第74回

【内容】(ハーモニクス:倍音:フラジォレット)
1/2 ハーモニクス
弦の丁度半分の位置で、開放弦と同じ音(1オクターブ上)の音を鳴らす。左手は弦を押さえ込む必要がなく、軽く触れるだけで鳴らすことができる。楽譜上では、音符の上に○を付けて標記する。
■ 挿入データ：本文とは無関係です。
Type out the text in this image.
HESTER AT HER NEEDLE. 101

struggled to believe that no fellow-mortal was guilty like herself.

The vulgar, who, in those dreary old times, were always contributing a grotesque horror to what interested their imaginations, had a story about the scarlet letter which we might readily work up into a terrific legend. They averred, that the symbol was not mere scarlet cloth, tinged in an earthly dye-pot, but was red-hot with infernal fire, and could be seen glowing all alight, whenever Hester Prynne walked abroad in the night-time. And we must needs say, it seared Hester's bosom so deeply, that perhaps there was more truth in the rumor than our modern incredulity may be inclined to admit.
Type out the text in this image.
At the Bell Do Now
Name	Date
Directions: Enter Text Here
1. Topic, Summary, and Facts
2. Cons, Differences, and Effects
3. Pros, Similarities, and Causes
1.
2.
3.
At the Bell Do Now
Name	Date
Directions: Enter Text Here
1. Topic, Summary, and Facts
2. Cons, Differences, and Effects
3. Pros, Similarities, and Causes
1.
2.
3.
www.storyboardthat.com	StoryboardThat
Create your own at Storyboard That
また、左手の位置が正しくなければ弦の振動が指に伝わるので、耳で聞くだけでなく指先で確認することもできる。
1/3 ハーモニクス
1オクターブのさらに5度上の音。楽譜の上では、開放弦の音を表す音符♪と1/3ハーモニクスの音を◇で表す。
1番線で倍音を鳴らす。
第4ポジションから、さらに3度上に指を置き弦を鳴らす。指板まで押さえ込む必要はない。
指は、弦に触る程度で音を鳴らすことができる。
(ハーモニクスを使った調弦の方法)
オーケストラなどでは、「ラ」の音で全体をチューニングする。チェロでは1番線の1/2ハーモニクスを使って合わせる。
その後、1番線の1/2ハーモニクスと2番線の1/3ハーモニクスを合わせる。同じように2番線の1/2ハーモニクスと3番線の1/3ハーモニクスを合わせていく。
(無伴奏 プレリュード)
スラーはつけずに、弓を切って左手の練習。
2小節目から左手の指は、出来るだけ抑えたままで弾く。2小節目の「ミ」と「ド」と「シ」、3小節目の「ファ」と「ド」と「シ」。
特に3小節目は、1番線の「ド」を抑えたままで、「ファ」を押さえるときに斜めに指を伸ばすような工夫が必要。
小節ごとに和音を意識して弾くこと。「レ・ソ・シ」→「ド・ミ・ソ」→「レ・ファ・ラ」→「レ・ソ・シ」。特に3小節目は「レ・ファ・ラ」の明るい和音を意識する。
【感想】いろんなハーモニクスを探そうゲーム!って、勝手に名前付けてますけど(笑)、なかなか面白かったです。本当に、宇宙との交信みたいでした。楽器をやるなら、本当はちゃんと自分で調弦できないとダメなんですよね。家では、チューナーに頼ってしまっているので、自分の耳で音を合わせることができません。折角、ハーモニクスを教えてもらったので、今度、練習がてら合わせて見ようかな。